I’ve observed the economics job market for the last twenty years or so, and I’ve noticed a marked increase in earnings inequality in the last ten or so years. The mega-stars get paid lots more, yet many other wages stagnate. I’ve heard of economist salaries of $400,000 and above, plus perks and benefits, but in 1990 almost any salary in six figures was a big deal.
This change is not because the union was broken, not because of the Bush tax cuts, and not because of growing globalization.
Markets seem more interested in measuring, bidding for, and rewarding quality. The academic world is also far more competitive than before. Many more institutions have the resources, and the will, to make a run at the big name players and bid up their salaries. Just look at, say, NYU or Washington University. The Internet means those same professors don’t feel a compelling need to have their collaborators right next door.
I conclude that the academic world, ten or fifteen years ago, was much less competitive than today.
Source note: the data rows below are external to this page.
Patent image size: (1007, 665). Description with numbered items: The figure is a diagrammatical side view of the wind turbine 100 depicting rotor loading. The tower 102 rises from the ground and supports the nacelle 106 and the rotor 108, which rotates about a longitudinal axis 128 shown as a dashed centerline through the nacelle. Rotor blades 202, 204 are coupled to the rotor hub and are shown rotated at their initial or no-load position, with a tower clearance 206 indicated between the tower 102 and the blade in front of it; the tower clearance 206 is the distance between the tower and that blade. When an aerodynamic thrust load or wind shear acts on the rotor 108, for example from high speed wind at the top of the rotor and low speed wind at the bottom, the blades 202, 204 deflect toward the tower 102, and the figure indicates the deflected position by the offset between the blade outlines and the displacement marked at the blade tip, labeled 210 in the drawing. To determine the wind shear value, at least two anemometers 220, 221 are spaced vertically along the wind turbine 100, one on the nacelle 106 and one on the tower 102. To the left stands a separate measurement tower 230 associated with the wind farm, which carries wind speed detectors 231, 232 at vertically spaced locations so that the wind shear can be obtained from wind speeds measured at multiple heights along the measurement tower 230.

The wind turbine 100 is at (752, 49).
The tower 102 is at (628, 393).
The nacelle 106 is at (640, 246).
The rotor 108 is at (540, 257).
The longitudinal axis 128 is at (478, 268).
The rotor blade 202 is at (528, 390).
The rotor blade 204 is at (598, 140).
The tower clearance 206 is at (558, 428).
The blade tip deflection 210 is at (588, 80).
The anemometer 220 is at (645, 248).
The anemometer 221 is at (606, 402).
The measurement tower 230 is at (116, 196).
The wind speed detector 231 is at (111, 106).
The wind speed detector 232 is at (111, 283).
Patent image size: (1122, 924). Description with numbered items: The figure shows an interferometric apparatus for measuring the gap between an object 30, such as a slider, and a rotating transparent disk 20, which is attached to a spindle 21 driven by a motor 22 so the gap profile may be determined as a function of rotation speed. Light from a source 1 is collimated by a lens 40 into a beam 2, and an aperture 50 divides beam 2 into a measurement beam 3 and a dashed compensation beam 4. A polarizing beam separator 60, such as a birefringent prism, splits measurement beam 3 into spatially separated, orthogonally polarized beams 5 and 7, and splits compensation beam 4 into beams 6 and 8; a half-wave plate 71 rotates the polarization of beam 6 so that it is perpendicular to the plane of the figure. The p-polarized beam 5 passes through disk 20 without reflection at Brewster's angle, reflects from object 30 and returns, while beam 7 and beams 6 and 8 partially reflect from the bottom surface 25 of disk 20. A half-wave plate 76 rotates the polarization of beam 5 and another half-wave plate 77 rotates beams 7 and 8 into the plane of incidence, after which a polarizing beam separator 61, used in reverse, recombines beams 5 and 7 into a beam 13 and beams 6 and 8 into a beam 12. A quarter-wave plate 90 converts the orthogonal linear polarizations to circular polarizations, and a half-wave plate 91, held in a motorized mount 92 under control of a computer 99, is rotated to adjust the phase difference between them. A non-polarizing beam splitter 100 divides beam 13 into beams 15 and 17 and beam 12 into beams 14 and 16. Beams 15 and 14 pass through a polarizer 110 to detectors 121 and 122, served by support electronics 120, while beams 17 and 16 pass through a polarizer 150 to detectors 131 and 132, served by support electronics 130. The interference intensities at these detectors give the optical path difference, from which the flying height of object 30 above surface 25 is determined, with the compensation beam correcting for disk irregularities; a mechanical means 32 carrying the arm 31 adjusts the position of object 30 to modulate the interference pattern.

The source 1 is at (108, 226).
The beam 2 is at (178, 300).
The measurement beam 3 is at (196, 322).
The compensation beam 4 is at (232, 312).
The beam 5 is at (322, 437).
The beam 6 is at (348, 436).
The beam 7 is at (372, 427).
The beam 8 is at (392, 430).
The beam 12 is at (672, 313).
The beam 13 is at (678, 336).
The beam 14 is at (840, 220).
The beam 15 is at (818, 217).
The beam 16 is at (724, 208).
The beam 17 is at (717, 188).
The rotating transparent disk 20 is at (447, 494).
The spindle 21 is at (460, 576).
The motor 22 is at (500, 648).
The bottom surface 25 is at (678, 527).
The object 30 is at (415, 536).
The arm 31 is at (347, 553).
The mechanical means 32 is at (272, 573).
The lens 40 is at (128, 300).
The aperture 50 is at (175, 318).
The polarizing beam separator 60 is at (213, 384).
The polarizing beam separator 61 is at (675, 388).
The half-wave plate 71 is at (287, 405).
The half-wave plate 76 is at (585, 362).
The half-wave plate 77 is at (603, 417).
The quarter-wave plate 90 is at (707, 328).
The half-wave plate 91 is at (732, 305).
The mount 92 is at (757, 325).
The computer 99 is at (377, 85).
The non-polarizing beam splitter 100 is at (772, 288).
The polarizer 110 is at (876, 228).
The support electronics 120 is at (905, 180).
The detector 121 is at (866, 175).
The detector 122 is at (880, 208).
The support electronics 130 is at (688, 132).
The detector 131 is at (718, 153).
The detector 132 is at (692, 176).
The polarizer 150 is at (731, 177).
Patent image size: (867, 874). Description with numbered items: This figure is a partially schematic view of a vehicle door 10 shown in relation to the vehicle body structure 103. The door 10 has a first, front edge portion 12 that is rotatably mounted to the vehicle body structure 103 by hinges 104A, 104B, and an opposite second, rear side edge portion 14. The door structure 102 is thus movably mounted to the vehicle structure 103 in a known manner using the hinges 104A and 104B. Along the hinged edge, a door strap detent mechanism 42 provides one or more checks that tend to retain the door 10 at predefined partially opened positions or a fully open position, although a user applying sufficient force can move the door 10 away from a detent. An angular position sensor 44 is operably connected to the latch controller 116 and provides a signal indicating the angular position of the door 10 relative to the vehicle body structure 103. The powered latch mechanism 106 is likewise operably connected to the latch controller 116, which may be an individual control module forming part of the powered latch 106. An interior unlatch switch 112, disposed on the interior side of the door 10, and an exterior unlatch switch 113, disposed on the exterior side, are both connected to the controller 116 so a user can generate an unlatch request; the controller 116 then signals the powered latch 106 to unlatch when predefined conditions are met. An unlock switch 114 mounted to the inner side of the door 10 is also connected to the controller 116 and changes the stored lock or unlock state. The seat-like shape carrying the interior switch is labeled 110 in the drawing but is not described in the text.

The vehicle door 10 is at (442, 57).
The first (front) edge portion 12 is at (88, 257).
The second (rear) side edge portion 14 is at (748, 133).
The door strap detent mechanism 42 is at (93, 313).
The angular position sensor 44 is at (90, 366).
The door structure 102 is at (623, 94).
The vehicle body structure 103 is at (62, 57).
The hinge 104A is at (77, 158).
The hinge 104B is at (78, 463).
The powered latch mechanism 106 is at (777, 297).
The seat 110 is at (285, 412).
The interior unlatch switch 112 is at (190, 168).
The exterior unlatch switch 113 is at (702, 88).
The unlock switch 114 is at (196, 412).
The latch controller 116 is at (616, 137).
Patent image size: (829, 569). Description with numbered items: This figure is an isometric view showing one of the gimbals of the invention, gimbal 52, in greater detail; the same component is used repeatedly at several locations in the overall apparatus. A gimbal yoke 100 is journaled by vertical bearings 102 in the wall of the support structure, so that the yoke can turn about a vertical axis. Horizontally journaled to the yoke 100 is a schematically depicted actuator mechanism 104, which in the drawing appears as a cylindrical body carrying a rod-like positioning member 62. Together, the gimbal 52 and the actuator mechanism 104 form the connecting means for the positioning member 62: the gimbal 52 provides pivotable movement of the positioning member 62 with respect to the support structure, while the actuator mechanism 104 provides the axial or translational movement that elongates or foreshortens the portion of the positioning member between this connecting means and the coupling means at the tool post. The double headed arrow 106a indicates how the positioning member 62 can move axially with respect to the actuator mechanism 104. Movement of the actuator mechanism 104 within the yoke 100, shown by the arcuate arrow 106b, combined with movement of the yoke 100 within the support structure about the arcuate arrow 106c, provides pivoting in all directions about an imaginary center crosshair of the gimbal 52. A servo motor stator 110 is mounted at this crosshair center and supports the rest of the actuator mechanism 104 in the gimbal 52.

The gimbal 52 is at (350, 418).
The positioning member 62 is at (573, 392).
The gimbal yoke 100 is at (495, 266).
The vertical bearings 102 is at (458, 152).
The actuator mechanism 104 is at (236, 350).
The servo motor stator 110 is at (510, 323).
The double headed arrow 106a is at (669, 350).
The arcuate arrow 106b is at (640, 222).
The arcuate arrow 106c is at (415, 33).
It was also less of a meritocracy (I mean that in the Clarkian W=MP sense, not the moral sense), and we were more likely to observe a "pooling equilibrium" when it came to salaries.
I also conclude that many apparently competitive sectors aren’t nearly as competitive as they look at first glance.
Now I don’t have any evidence that this same trend explains the growth of wage inequality in the broader economy. But it would be wrong to dismiss that possibility out of hand.